Read at : Google Alert - drought
http://edition.cnn.com/2008/WORLD/europe/04/18/spain.drought/
Spain suffers worst drought
From CNN Madrid Bureau Chief Al Goodman
MADRID, Spain (CNN) — Spain is reeling from its most severe drought in 70 years with the nation’s reservoirs on average just half full, the Environment Ministry reports. Rainfall has been less than half of what’s considered normal for the last six months and reservoir levels were already low after two years in which normal rain levels failed to rebound from the driest 12 months on record — October 1, 2004 to September 30, 2005. The worst-hit areas are the Catalonia region — whose capital, Barcelona, is the nation’s second-largest city — and central Spain in the Castilla-La Mancha region near Madrid, according to Antonio Mestre, a climate specialist at the State Meteorological Agency in Madrid.
The Baells reservoir near Barcelona is about 20 percent full, and in some places it appears to be bone dry. A little row boat could this week be seen resting on the sandy dirt bottom of the reservoir.
In a nearby village, Gelida, trucks already bring drinking water every week because the town’s three wells are too dry.
It’s become a political headache for Socialist Prime Minister Jose Luis Rodriguez Zapatero, who is just starting his second term.

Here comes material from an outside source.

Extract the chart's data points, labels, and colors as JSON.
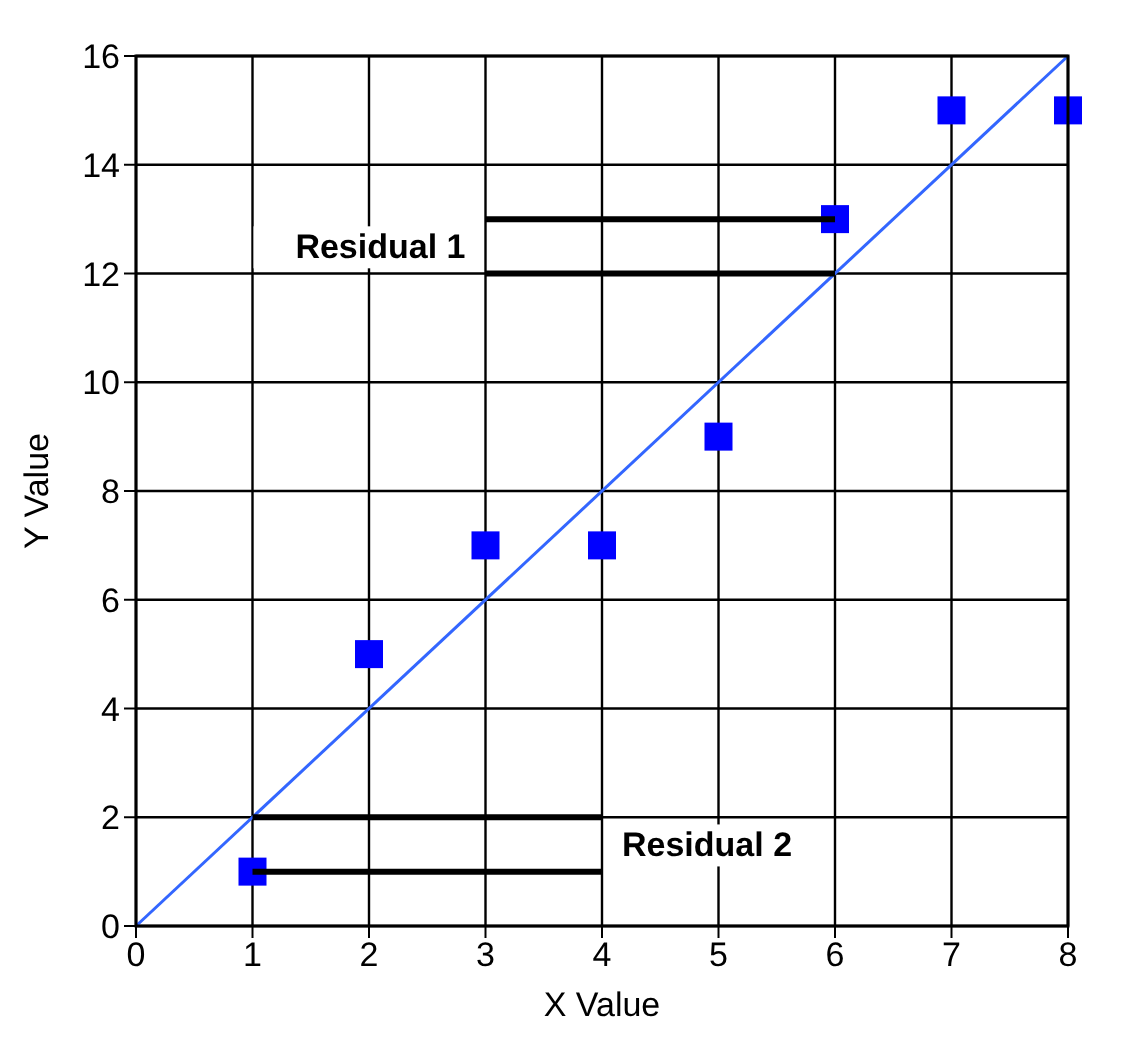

“Despite the difficult drought years,” Zapatero said in the investiture debate in parliament, “there’s been no shortage of drinking water anywhere in the country.”
But Barcelona might run out by October.
The government has decided to quickly build a water pipeline for 60 kilometers (37 miles) along the major AP-7 highway, to pump water in to Barcelona, if necessary by the autumn and depending on reservoir levels at that time. The project would cost 180 million euros ($280 million).
The water would come from the Ebro river and that has sparked protests from the regional governments of Valencia and Murcia, down the Mediterranean coast from Barcelona, that the central government is favoring Barcelona.
Valencia and Murcia leaders this week threatened to take the case to the Constitutional Court, the highest in Spain.